哲巴亥一下大惊,忙拦住他说,你去哪里找?
“你们说他去了哪里,我便去哪里找。”
淳尔佳听着自家兄长尽意诬赖简森,但却无法置言辩驳一声,只得暗自垂泪。见季米目如寒冰面如水银,冷声嘱人备马,赶忙从身后紧紧抱住他,声泪俱下道,“你孤身一人去闯汉营,是想自寻死路吗?”

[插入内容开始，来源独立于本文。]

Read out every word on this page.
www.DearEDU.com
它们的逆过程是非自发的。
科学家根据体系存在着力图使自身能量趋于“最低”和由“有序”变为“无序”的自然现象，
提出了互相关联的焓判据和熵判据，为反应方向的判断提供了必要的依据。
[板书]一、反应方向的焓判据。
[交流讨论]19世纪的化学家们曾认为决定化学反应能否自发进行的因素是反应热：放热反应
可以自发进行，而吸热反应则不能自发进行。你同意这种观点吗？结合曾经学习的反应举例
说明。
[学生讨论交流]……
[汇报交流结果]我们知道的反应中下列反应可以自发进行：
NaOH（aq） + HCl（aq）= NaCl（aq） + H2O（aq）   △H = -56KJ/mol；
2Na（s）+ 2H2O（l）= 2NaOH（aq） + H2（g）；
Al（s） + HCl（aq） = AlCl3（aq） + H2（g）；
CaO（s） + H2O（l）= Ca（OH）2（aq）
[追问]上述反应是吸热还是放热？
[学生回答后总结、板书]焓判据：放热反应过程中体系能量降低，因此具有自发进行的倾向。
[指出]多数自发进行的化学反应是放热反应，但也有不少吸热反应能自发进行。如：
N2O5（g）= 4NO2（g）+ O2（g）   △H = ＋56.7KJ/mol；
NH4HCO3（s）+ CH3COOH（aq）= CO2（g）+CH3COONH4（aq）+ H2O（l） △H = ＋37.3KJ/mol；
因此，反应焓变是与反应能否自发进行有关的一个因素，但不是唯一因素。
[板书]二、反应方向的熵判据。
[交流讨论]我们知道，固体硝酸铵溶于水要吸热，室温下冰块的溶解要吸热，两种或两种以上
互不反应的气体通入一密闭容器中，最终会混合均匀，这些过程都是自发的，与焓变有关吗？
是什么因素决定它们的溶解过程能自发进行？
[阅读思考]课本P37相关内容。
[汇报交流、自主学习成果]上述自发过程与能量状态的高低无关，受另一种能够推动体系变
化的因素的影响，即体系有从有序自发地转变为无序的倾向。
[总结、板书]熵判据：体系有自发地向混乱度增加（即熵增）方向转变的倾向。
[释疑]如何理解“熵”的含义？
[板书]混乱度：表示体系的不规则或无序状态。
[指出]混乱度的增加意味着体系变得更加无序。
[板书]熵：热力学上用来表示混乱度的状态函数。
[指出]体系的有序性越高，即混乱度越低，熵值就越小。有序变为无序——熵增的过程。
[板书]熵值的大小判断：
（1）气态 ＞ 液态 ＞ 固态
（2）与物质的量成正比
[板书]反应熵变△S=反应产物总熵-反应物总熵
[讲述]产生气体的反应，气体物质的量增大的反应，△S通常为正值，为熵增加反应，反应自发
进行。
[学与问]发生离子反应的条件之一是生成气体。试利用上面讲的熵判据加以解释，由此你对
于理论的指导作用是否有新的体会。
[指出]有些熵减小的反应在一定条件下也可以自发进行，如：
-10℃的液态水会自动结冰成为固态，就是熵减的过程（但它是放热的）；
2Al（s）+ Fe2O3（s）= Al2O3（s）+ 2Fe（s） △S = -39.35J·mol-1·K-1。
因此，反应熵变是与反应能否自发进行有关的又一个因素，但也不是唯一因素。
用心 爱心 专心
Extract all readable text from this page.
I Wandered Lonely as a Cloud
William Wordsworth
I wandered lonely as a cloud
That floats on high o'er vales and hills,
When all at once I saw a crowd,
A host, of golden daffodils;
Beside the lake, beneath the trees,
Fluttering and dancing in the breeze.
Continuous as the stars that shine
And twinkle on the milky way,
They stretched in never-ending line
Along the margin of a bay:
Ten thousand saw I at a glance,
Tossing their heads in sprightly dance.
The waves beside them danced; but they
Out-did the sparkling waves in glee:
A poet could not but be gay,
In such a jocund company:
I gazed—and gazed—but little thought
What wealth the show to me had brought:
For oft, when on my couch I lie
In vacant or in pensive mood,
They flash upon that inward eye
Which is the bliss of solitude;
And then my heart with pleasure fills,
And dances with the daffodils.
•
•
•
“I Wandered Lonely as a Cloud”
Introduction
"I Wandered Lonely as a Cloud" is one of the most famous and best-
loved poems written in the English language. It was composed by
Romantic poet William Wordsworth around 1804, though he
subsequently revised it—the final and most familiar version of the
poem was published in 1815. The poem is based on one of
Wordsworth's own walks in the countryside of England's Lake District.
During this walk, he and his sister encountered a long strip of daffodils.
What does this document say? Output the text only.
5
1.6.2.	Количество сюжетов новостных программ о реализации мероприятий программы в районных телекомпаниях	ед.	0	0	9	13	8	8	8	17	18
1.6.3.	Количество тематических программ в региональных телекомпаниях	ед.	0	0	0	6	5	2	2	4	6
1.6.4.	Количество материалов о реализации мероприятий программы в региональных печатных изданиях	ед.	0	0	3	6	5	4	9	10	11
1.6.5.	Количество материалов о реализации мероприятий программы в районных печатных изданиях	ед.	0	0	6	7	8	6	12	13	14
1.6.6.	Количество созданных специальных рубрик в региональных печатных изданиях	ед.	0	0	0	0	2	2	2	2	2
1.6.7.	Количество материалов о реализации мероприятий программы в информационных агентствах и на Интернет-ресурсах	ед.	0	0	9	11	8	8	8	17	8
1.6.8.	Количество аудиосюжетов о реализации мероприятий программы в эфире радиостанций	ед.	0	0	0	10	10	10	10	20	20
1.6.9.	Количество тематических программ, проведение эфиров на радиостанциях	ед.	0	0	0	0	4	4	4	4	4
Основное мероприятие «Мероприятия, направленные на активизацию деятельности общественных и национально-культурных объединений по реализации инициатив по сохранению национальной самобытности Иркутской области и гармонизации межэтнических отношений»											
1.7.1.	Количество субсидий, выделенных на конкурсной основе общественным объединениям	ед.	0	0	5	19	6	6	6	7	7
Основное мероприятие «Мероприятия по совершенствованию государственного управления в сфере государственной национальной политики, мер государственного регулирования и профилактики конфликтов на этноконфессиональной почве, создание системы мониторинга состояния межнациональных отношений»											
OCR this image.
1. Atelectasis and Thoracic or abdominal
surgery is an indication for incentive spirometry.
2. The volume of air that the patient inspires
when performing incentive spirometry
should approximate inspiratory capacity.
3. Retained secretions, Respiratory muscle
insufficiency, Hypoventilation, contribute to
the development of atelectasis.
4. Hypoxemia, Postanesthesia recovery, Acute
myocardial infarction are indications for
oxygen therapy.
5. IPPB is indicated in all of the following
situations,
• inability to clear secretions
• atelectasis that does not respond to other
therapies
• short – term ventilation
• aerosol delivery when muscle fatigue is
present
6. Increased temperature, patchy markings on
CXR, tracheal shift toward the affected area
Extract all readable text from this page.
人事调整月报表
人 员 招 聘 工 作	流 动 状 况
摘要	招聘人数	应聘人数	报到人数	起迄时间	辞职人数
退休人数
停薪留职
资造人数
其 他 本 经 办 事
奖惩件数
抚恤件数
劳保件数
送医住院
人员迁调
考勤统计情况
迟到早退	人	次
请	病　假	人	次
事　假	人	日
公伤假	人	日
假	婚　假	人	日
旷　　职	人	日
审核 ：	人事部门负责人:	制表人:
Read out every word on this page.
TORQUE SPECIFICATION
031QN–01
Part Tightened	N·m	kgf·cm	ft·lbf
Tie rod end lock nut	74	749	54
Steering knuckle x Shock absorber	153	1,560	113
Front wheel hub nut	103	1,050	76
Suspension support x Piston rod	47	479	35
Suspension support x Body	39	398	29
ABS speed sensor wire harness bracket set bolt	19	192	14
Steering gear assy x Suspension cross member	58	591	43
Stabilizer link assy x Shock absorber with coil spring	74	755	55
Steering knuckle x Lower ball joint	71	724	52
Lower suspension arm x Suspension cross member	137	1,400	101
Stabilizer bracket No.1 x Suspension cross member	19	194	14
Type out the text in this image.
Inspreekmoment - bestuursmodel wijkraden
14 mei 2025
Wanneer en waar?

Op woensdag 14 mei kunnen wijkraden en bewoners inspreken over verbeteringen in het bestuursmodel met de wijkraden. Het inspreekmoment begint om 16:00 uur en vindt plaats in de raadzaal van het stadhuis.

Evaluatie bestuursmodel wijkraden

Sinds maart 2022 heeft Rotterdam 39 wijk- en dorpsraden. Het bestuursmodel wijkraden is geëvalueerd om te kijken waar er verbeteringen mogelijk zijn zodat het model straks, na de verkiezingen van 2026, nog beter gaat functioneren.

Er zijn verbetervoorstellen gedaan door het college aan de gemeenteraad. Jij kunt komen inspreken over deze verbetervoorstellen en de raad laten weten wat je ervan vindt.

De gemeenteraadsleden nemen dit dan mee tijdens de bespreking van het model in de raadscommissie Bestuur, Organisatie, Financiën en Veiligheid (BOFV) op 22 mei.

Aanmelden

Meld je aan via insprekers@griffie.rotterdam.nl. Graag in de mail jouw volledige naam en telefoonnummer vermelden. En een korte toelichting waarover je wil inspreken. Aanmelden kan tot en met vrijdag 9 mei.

“……放开。”同林鸟化作分飞燕,人世间难圆之事诸如此类,难以枚举。季米从来不是偏执之人,他不在乎当年二人隐遁樊凉之时,简森时不时地对月枯坐,笑中怏怏;也不在乎他为使太子不敢擅动那个人,硬于校场点帅中夺下兵权引军前来;更不在乎今时今日这般覆水难收,他依然想要恪守与那个人定下的两年之约。但是——
扁舟一叶,浪迹天涯。我可舍得,你却为何怎生也放不下?
颈间依旧隐隐作痛。
“简大哥定然……定然是为了樊凉与那小王爷作下何等誓约,你……你权且放宽心罢……”
二人正在僵持,却见糜伽跨门而入。“樊凉时下兵势甚危,你为一己之私弃家国于不顾——如此行径,岂是为师教导,男儿所为?”青衣人咳了几声,抬手便掴了下去。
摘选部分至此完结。